To me, big data is so simple that it needs no definition. It is similar to saying big dog because you immediately know what I’m talking about. Big data is all about a lot of data. Big data doesn’t have to be NoSQL. And, you don’t have to sit there counting up your V’s to see if you’re doing it. Real-time analytics on large relational data warehouses qualifies as big data to me. And it should to you, too. Our heritage transactional systems are generating a large amount of data that is the most interesting for large enterprises to process in their big data analytics systems.
The point I’m making here is given in the title of this piece: It is all big data! And that is the way you should be thinking. How can we better store, manage, integrate, administer, analyze, and ingest all of our data to make better business decisions? How can we augment our data with partner data, social media data, and other sources of relevant data? What tools will help us do that?
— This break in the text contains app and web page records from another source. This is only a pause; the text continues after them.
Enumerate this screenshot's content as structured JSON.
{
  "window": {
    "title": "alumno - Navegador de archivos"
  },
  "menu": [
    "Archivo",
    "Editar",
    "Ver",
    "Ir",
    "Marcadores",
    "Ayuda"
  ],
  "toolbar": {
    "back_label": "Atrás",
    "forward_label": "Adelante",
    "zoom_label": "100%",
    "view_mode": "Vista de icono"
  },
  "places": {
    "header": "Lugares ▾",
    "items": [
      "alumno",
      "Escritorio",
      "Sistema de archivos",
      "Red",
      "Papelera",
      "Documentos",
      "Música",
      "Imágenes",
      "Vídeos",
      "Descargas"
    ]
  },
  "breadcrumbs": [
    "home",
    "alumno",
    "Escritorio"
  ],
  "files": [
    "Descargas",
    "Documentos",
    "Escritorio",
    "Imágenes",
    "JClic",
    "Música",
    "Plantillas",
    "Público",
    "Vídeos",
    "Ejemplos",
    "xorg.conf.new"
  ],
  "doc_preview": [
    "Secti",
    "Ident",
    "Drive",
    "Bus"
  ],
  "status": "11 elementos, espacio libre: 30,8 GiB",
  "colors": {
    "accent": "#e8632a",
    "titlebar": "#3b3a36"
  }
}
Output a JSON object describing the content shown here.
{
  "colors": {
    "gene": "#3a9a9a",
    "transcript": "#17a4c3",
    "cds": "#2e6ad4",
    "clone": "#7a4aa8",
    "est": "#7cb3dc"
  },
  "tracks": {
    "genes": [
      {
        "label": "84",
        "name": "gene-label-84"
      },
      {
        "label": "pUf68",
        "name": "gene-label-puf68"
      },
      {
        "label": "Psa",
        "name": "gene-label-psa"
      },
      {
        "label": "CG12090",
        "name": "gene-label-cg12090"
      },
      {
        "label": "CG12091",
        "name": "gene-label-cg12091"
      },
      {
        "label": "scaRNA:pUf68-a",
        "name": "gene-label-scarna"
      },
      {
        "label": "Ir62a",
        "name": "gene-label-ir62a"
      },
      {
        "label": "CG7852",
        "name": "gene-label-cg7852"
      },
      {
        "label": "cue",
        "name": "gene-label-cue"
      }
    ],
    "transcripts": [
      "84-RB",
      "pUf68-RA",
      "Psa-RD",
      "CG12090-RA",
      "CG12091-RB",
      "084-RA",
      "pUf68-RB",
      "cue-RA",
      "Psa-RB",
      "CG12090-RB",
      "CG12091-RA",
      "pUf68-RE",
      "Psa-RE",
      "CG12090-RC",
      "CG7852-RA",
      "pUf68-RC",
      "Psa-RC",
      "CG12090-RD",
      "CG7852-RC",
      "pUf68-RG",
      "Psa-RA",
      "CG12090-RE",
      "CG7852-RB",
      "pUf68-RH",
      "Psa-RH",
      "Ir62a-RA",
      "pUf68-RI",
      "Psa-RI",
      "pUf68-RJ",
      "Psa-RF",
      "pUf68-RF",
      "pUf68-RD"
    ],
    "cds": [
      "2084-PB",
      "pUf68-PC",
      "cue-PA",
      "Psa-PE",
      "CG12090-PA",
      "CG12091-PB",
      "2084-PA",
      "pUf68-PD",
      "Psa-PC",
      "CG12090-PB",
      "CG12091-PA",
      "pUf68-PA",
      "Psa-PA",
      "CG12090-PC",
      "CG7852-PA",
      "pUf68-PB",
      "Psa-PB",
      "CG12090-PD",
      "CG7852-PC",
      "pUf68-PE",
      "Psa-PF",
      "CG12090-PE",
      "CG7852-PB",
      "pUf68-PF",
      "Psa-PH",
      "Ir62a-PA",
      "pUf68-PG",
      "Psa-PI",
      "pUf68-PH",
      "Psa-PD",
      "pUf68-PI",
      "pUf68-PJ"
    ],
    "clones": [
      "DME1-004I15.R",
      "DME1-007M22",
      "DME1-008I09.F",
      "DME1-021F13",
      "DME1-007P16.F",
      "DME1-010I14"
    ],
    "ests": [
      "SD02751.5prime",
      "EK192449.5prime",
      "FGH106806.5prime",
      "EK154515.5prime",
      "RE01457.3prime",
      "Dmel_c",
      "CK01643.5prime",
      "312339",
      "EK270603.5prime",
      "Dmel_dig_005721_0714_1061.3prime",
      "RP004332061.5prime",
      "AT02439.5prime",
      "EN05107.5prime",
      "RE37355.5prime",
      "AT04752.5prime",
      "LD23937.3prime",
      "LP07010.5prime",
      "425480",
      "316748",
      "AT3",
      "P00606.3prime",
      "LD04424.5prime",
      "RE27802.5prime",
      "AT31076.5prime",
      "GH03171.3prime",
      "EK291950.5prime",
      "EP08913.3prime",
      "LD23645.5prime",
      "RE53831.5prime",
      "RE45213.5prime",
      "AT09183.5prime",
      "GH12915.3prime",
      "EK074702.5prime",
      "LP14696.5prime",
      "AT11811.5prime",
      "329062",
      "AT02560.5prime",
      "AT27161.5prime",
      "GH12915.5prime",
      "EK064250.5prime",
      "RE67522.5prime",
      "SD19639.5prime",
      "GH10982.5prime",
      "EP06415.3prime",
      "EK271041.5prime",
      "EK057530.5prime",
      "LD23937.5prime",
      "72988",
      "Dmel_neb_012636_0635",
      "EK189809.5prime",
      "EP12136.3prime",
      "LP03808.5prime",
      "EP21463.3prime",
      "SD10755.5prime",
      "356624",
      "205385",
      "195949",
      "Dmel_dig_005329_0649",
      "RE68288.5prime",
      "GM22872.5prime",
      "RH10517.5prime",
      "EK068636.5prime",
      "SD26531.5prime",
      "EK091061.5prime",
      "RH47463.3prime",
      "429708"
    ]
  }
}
If you are a DBA, then all of the management and administrative tools that you use or need to manage databases at your organization are big data tools. By adjusting the way you think about your requirements, you can focus your budget requests to hit that “big data budget” and perhaps finally get those performance or recovery tools that you’ve needed for years. The amount of data DBAs are managing is growing at many times the rate at which the number of DBAs is growing, so management and automation tools will be imperative to succeed.
Although I’m usually skeptical of industry trends, this one is different. Many recent IT trends have been process-orientated (e.g., object-oriented programming, web services, SOA), but I believe that data is more important than code. As I’ve stated before, applications are temporary, but data is forever! And if the big data trend helps us better protect, administer, and use our data, then I’m all in favor of it.
We can use the rise of big data to the forefront of computing as a means to improve data quality, institute data governance, and pay more attention to our data management infrastructure. After all, if you’re going to have big data, it had better be good big data. Big data forever!